I don't understand if gk-deploy is trying to look for gluster pods on those nodes and it fails or why it couldn't connect to glusterd daemon running on port 24007. Help would be much appreciated.

drake7707 commented 5 years ago

getPodNameFromDaemonSet: Unable to find a GlusterFS pod on host You need to change the executor in the gk-deploy script, the default executor is kubernetes which will use the manage hostnames to look for the kubernetes nodes to determine where the glusterfs pods are running on.
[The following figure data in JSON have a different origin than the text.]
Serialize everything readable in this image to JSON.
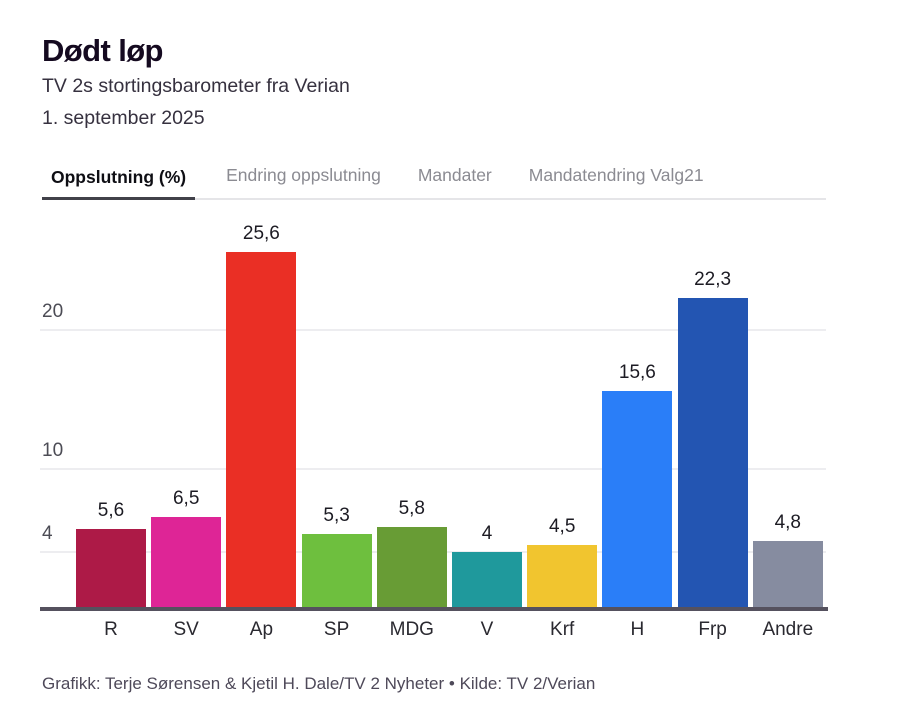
{
  "header": {
    "title": "Dødt løp",
    "subtitle_line1": "TV 2s stortingsbarometer fra Verian",
    "subtitle_line2": "1. september 2025"
  },
  "tabs": [
    {
      "label": "Oppslutning (%)",
      "active": true
    },
    {
      "label": "Endring oppslutning",
      "active": false
    },
    {
      "label": "Mandater",
      "active": false
    },
    {
      "label": "Mandatendring Valg21",
      "active": false
    }
  ],
  "chart_data": {
    "type": "bar",
    "title": "Oppslutning (%)",
    "categories": [
      "R",
      "SV",
      "Ap",
      "SP",
      "MDG",
      "V",
      "Krf",
      "H",
      "Frp",
      "Andre"
    ],
    "values": [
      5.6,
      6.5,
      25.6,
      5.3,
      5.8,
      4,
      4.5,
      15.6,
      22.3,
      4.8
    ],
    "value_labels": [
      "5,6",
      "6,5",
      "25,6",
      "5,3",
      "5,8",
      "4",
      "4,5",
      "15,6",
      "22,3",
      "4,8"
    ],
    "bar_colors": [
      "#ad1a47",
      "#de2596",
      "#ea2f25",
      "#6ebf3e",
      "#689c35",
      "#1f999c",
      "#f1c52f",
      "#2a7ef8",
      "#2355b2",
      "#868ca0"
    ],
    "y_ticks": [
      20,
      10,
      4
    ],
    "y_tick_labels": [
      "20",
      "10",
      "4"
    ],
    "ylim": [
      0,
      28.7
    ],
    "grid": "horizontal",
    "legend": "none",
    "xlabel": "",
    "ylabel": "",
    "decimal_separator": ","
  },
  "footer": {
    "credit": "Grafikk: Terje Sørensen & Kjetil H. Dale/TV 2 Nyheter • Kilde: TV 2/Verian"
  }
}
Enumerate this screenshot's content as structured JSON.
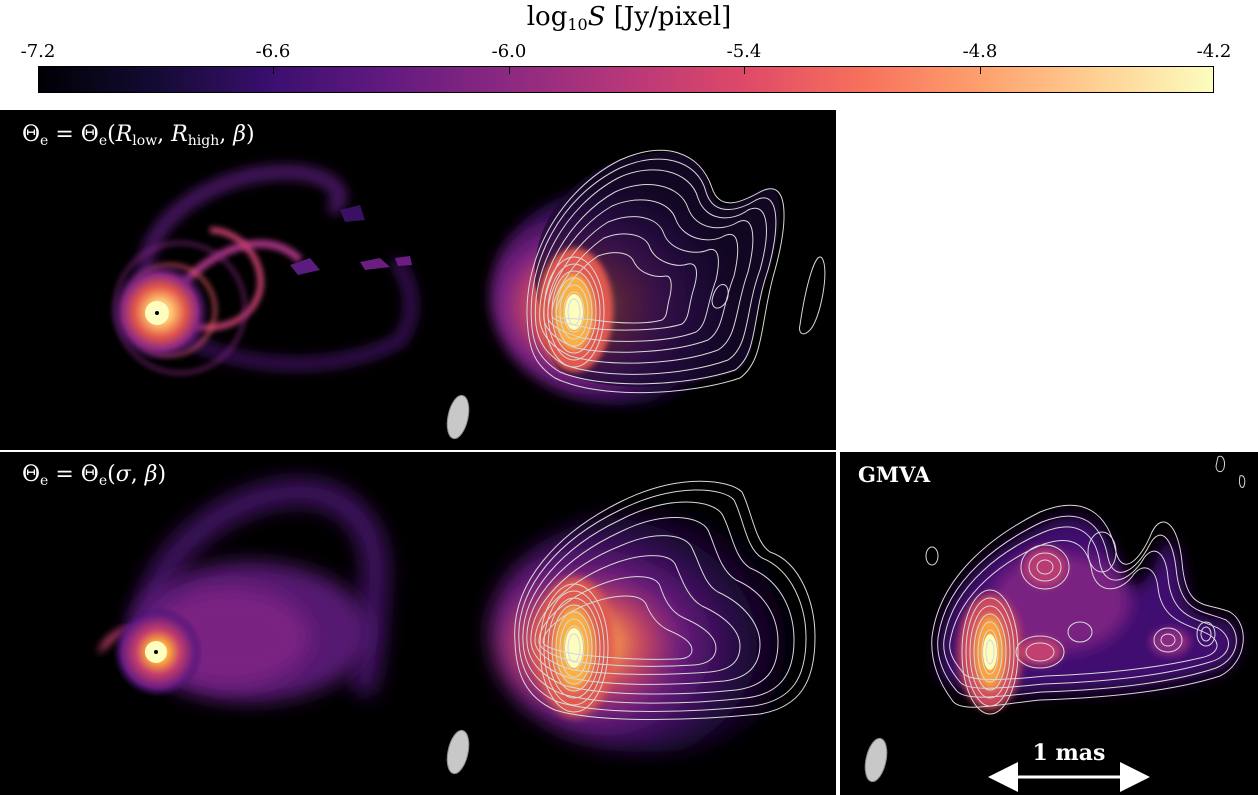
{
  "colorbar": {
    "title_main": "log",
    "title_sub": "10",
    "title_var": "S",
    "title_unit": " [Jy/pixel]",
    "ticks": [
      "-7.2",
      "-6.6",
      "-6.0",
      "-5.4",
      "-4.8",
      "-4.2"
    ],
    "range": [
      -7.2,
      -4.2
    ],
    "colormap": "inferno"
  },
  "panels": {
    "top": {
      "label_prefix": "Θ",
      "label_prefix_sub": "e",
      "label_mid": " = Θ",
      "label_mid_sub": "e",
      "label_args_open": "(",
      "label_r1": "R",
      "label_r1_sub": "low",
      "label_comma1": ", ",
      "label_r2": "R",
      "label_r2_sub": "high",
      "label_comma2": ", ",
      "label_beta": "β",
      "label_close": ")"
    },
    "bottom": {
      "label_prefix": "Θ",
      "label_prefix_sub": "e",
      "label_mid": " = Θ",
      "label_mid_sub": "e",
      "label_args_open": "(",
      "label_sigma": "σ",
      "label_comma": ", ",
      "label_beta": "β",
      "label_close": ")"
    },
    "gmva": {
      "label": "GMVA",
      "scale_bar_label": "1 mas"
    }
  },
  "colors": {
    "background": "#000000",
    "contour": "#d8d8d8",
    "beam": "#c8c8c8"
  }
}
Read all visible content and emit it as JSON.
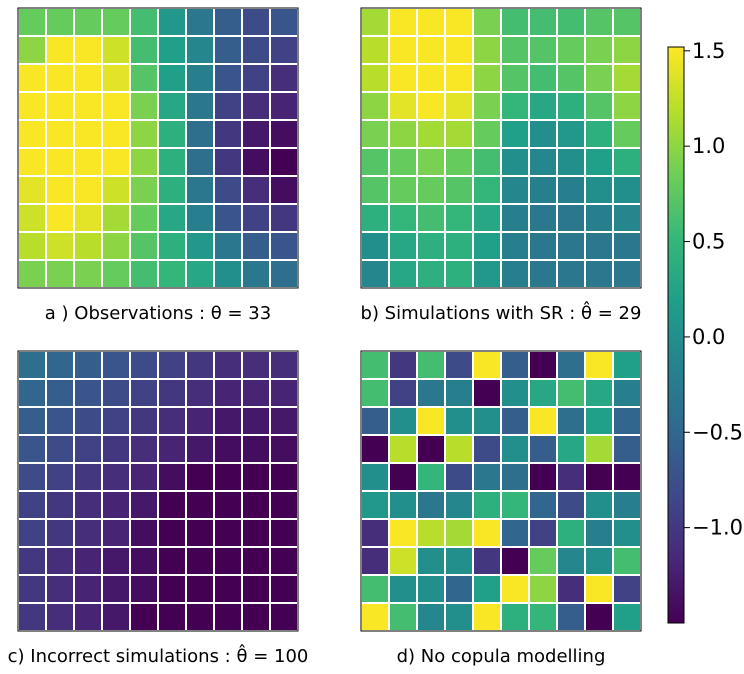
{
  "chart_data": {
    "type": "heatmap",
    "colormap": "viridis",
    "grid": false,
    "colorbar": {
      "range": [
        -1.5,
        1.52
      ],
      "ticks": [
        -1.0,
        -0.5,
        0.0,
        0.5,
        1.0,
        1.5
      ],
      "tick_labels": [
        "−1.0",
        "−0.5",
        "0.0",
        "0.5",
        "1.0",
        "1.5"
      ],
      "placement": "right"
    },
    "panels": [
      {
        "id": "a",
        "caption": "a ) Observations : θ = 33",
        "rows": [
          [
            0.8,
            0.8,
            0.8,
            0.8,
            0.6,
            0.1,
            -0.3,
            -0.6,
            -0.8,
            -0.7
          ],
          [
            1.0,
            1.5,
            1.5,
            1.3,
            0.6,
            0.2,
            -0.1,
            -0.6,
            -0.8,
            -0.9
          ],
          [
            1.5,
            1.5,
            1.5,
            1.4,
            0.7,
            0.2,
            -0.2,
            -0.7,
            -0.9,
            -1.1
          ],
          [
            1.5,
            1.5,
            1.5,
            1.5,
            0.9,
            0.3,
            -0.3,
            -0.9,
            -1.1,
            -1.2
          ],
          [
            1.5,
            1.5,
            1.5,
            1.5,
            1.0,
            0.4,
            -0.4,
            -1.0,
            -1.3,
            -1.4
          ],
          [
            1.5,
            1.5,
            1.5,
            1.5,
            1.0,
            0.4,
            -0.4,
            -1.0,
            -1.4,
            -1.5
          ],
          [
            1.4,
            1.5,
            1.5,
            1.3,
            0.9,
            0.4,
            -0.3,
            -0.8,
            -1.1,
            -1.4
          ],
          [
            1.3,
            1.5,
            1.4,
            1.1,
            0.8,
            0.3,
            -0.2,
            -0.7,
            -0.9,
            -1.0
          ],
          [
            1.2,
            1.3,
            1.2,
            1.0,
            0.7,
            0.4,
            0.1,
            -0.3,
            -0.6,
            -0.7
          ],
          [
            0.9,
            0.9,
            0.9,
            0.8,
            0.6,
            0.5,
            0.3,
            0.0,
            -0.3,
            -0.4
          ]
        ]
      },
      {
        "id": "b",
        "caption": "b) Simulations with SR : θ̂ = 29",
        "rows": [
          [
            1.1,
            1.5,
            1.5,
            1.5,
            0.9,
            0.6,
            0.6,
            0.6,
            0.7,
            0.7
          ],
          [
            1.2,
            1.5,
            1.5,
            1.5,
            1.0,
            0.7,
            0.7,
            0.8,
            0.9,
            1.0
          ],
          [
            1.2,
            1.5,
            1.5,
            1.5,
            1.0,
            0.7,
            0.6,
            0.7,
            0.9,
            1.1
          ],
          [
            1.0,
            1.4,
            1.5,
            1.4,
            0.9,
            0.5,
            0.3,
            0.4,
            0.7,
            1.0
          ],
          [
            0.9,
            1.0,
            1.1,
            1.1,
            0.8,
            0.2,
            0.0,
            0.1,
            0.4,
            0.8
          ],
          [
            0.7,
            0.8,
            0.9,
            0.8,
            0.6,
            0.0,
            -0.1,
            0.0,
            0.2,
            0.4
          ],
          [
            0.7,
            0.8,
            0.8,
            0.7,
            0.5,
            -0.1,
            -0.2,
            -0.2,
            0.0,
            0.0
          ],
          [
            0.4,
            0.5,
            0.6,
            0.5,
            0.3,
            -0.2,
            -0.3,
            -0.3,
            -0.2,
            -0.1
          ],
          [
            0.0,
            0.3,
            0.4,
            0.4,
            0.2,
            -0.2,
            -0.3,
            -0.3,
            -0.3,
            -0.3
          ],
          [
            -0.1,
            0.3,
            0.4,
            0.4,
            0.1,
            -0.2,
            -0.3,
            -0.3,
            -0.3,
            -0.3
          ]
        ]
      },
      {
        "id": "c",
        "caption": "c) Incorrect simulations : θ̂ = 100",
        "rows": [
          [
            -0.4,
            -0.5,
            -0.6,
            -0.7,
            -0.8,
            -0.9,
            -1.0,
            -1.1,
            -1.1,
            -1.1
          ],
          [
            -0.5,
            -0.6,
            -0.7,
            -0.8,
            -0.9,
            -1.0,
            -1.1,
            -1.2,
            -1.2,
            -1.2
          ],
          [
            -0.6,
            -0.7,
            -0.8,
            -0.9,
            -1.0,
            -1.1,
            -1.2,
            -1.3,
            -1.3,
            -1.3
          ],
          [
            -0.7,
            -0.8,
            -0.9,
            -1.0,
            -1.1,
            -1.2,
            -1.3,
            -1.4,
            -1.4,
            -1.4
          ],
          [
            -0.8,
            -0.9,
            -1.0,
            -1.1,
            -1.2,
            -1.4,
            -1.5,
            -1.5,
            -1.5,
            -1.5
          ],
          [
            -0.9,
            -1.0,
            -1.1,
            -1.2,
            -1.3,
            -1.5,
            -1.5,
            -1.5,
            -1.5,
            -1.5
          ],
          [
            -0.9,
            -1.0,
            -1.1,
            -1.2,
            -1.4,
            -1.5,
            -1.5,
            -1.5,
            -1.5,
            -1.5
          ],
          [
            -1.0,
            -1.1,
            -1.2,
            -1.3,
            -1.4,
            -1.5,
            -1.5,
            -1.5,
            -1.5,
            -1.5
          ],
          [
            -1.0,
            -1.1,
            -1.2,
            -1.3,
            -1.4,
            -1.5,
            -1.5,
            -1.5,
            -1.5,
            -1.5
          ],
          [
            -1.0,
            -1.1,
            -1.2,
            -1.3,
            -1.5,
            -1.5,
            -1.5,
            -1.5,
            -1.5,
            -1.5
          ]
        ]
      },
      {
        "id": "d",
        "caption": "d) No copula modelling",
        "rows": [
          [
            0.6,
            -1.0,
            0.6,
            -0.8,
            1.5,
            -0.6,
            -1.5,
            -0.4,
            1.5,
            0.2
          ],
          [
            0.6,
            -0.9,
            -0.3,
            -0.2,
            -1.5,
            0.0,
            0.3,
            0.6,
            0.3,
            -0.2
          ],
          [
            -0.6,
            0.0,
            1.5,
            0.0,
            0.0,
            -0.6,
            1.5,
            -0.4,
            0.2,
            -0.5
          ],
          [
            -1.5,
            1.2,
            -1.5,
            1.2,
            -0.8,
            0.0,
            -0.6,
            0.3,
            1.1,
            -0.6
          ],
          [
            0.0,
            -1.5,
            0.5,
            -0.8,
            -0.3,
            -0.4,
            -1.5,
            -1.1,
            -1.5,
            -1.5
          ],
          [
            0.1,
            0.0,
            -0.3,
            -0.1,
            0.4,
            0.5,
            -0.5,
            -0.8,
            0.0,
            -0.2
          ],
          [
            -1.1,
            1.5,
            1.2,
            1.1,
            1.5,
            -0.5,
            -0.9,
            0.4,
            -0.2,
            0.0
          ],
          [
            -1.1,
            1.3,
            0.0,
            0.0,
            -1.0,
            -1.5,
            0.8,
            -0.1,
            0.0,
            0.6
          ],
          [
            0.6,
            0.0,
            0.0,
            -0.5,
            0.2,
            1.5,
            1.0,
            -1.1,
            1.5,
            -0.9
          ],
          [
            1.5,
            0.6,
            -0.1,
            0.0,
            1.5,
            0.4,
            0.5,
            -0.6,
            -1.5,
            0.2
          ]
        ]
      }
    ]
  }
}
guidoilbaldo commented 5 years ago

Yep, that solved it! Thank you @drake7707 👍

lingyuguo commented 5 years ago

Hello! Can I have your modified gk-deploy script? @guidoilbaldo

rakou commented 5 years ago

Yep, that solved it! Thank you @drake7707 👍

May I know what you fixed in the gk_deploy script?

phlogistonjohn commented 5 years ago

If you provide the gk-deploy script a --ssh-keyfile it is supposed to switch from kubernetes executor to ssh executor. It may not be obvious but I don't think you need to modify the script.